When Federal Reserve Chairman Jerome answered questions in Zurich, Switzerland today his most attentive audience was 4,000 miles away in the financial district of New York

Markets are looking for clues to the FOMC rate decision on the 18th of this month. The fed funds futures give the chances of a 25 basis point cut at 91.2%. Judging by his remarks today the Fed Chairman is not far behind.

CME Group

“The Fed has through the course of the year seen fit to lower the expected path of interest rates,” he noted. “That has supported the economy. That is one of the reasons why the outlook is still a favorable one.”

Mr. Powell has, over the past eight months, repeatedly cited the threat to the long-running US expansion from the trade conflict with China, Brexit and a global economic slowdown.

“I think it is the case that uncertainty around trade policy is causing some companies to hold back on investment,” he said.

The manufacturing sector has been particularly hard hit with the purchasing managers’ index dropping into contraction in August for the first time in three years after falling steadily for a year from its August 2018 post-recession high of 60.8.

The almost two year old trade conflict with Beijing has played havoc with investment and prompted concerns that the pullback in business spending could spill over into the labor market which remains strong.

The much larger service sector has proved more resilient with its PMI coming in better than expected for August at 56.4.

Credit markets reacted to the Chairman’s seeming assurance of a rate cut with the 2-year Treasury yield losing 5 basis points from its high to 1.52% and the 10-year shedding 2 from its top to 1.54%, (2:10 pm EDT).  The Dow was up just over 100 point in mid-afternoon trading.

Mr. Powell’s appearance with Thomas Jordan the head of the Swiss National Bank at the question and answer session was his last public event before the traditional Fed two week news blackout begins on Saturday.

The Chairman’s confidence in the US economy is undiminished.  “We’re not forecasting or expecting a recession,” he observed. “The most likely outlook is still moderate growth, a strong labor market and inflation continuing to move back up.”  “Our main expectation is not at all that there will be a recession.”

Chairman Powell has repeatedly stressed the need to reinforce the long running US expansion in the face of external threats.   He referred to the 25 basis point rate reduction at the July 31st meeting as a form of insurance.

The economy expanded at a 2.55% rate in the first half of the year and is running at 1.5% in the third quarter according to the Atlanta Fed GDPNow model.  Relatively good retail sales over the past five months have been supported by rising wages and compensation.

Job creation has slowed from last year. The Labor Department reported that 130,000 new positions were founded in August, less than the 158,000 forecast.

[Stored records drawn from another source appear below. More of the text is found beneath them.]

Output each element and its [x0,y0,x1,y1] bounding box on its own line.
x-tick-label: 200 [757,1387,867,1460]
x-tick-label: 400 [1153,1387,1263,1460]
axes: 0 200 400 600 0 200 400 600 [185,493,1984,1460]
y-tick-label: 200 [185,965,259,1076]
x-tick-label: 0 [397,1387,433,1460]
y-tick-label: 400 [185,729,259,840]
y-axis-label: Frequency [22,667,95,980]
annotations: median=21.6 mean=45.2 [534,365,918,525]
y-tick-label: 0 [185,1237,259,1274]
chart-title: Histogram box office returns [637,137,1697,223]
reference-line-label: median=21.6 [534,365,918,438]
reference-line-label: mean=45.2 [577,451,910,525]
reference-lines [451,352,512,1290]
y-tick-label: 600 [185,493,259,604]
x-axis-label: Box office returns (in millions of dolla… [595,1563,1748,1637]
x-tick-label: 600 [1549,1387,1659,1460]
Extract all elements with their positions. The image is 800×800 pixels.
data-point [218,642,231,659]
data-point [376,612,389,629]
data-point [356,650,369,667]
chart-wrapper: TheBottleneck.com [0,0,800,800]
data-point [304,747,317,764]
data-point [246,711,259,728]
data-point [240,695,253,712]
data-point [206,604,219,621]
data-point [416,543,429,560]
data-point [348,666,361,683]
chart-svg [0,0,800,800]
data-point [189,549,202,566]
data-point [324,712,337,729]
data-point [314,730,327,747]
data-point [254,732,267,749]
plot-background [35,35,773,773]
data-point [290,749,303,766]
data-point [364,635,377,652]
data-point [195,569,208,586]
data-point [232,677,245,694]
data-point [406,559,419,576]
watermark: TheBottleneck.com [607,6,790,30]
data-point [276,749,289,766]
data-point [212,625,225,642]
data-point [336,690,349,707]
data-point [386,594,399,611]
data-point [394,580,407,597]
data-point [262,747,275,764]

While the three month moving average for non-farm payrolls has fallen from 245,000 in January to 156,000 there is still sufficient wage pressures from labor shortages to push wages 0.4% higher in August and 3.2% on the year. 

It is an open question how long the service sector can remain independent of a deepening manufacturing contraction and a global economic slowdown.

Despite the market confidence that the Fed will offer more accommodation at this month’s meeting the policy and FOMC background for a reduction is far from standard.

As outlined in the last FOMC minutes several regional Fed presidents have said that the do not see a good economic case for further rate decreases while others noted that low inflation warranted a larger cut.  St. Louis Fed President James Bullard has recently supported a 50 basis point rate cut and Eric Rosengren of Boston and Esther George of Kansas City were quoted in the minutes as favoring no change in rates.

“Sometimes it’s easy to get unanimity on things when the path is clear.  There will always be questions about how much to do and how fast to move. Sometimes things are relatively clear, other times it’s murky out there,” Mr. Powell said.  “I think it’s one of those times.”

Mr. Powell has also faced recurring criticism from US President Donald Trump who has insisted that the Fed cut rates faster and farther.  Mr. Powell has deflected saying only that the Fed does not take political consideration into account when deciding policy.  The central bank is “committed to nonpolitical decision making on the best analysis we can muster.”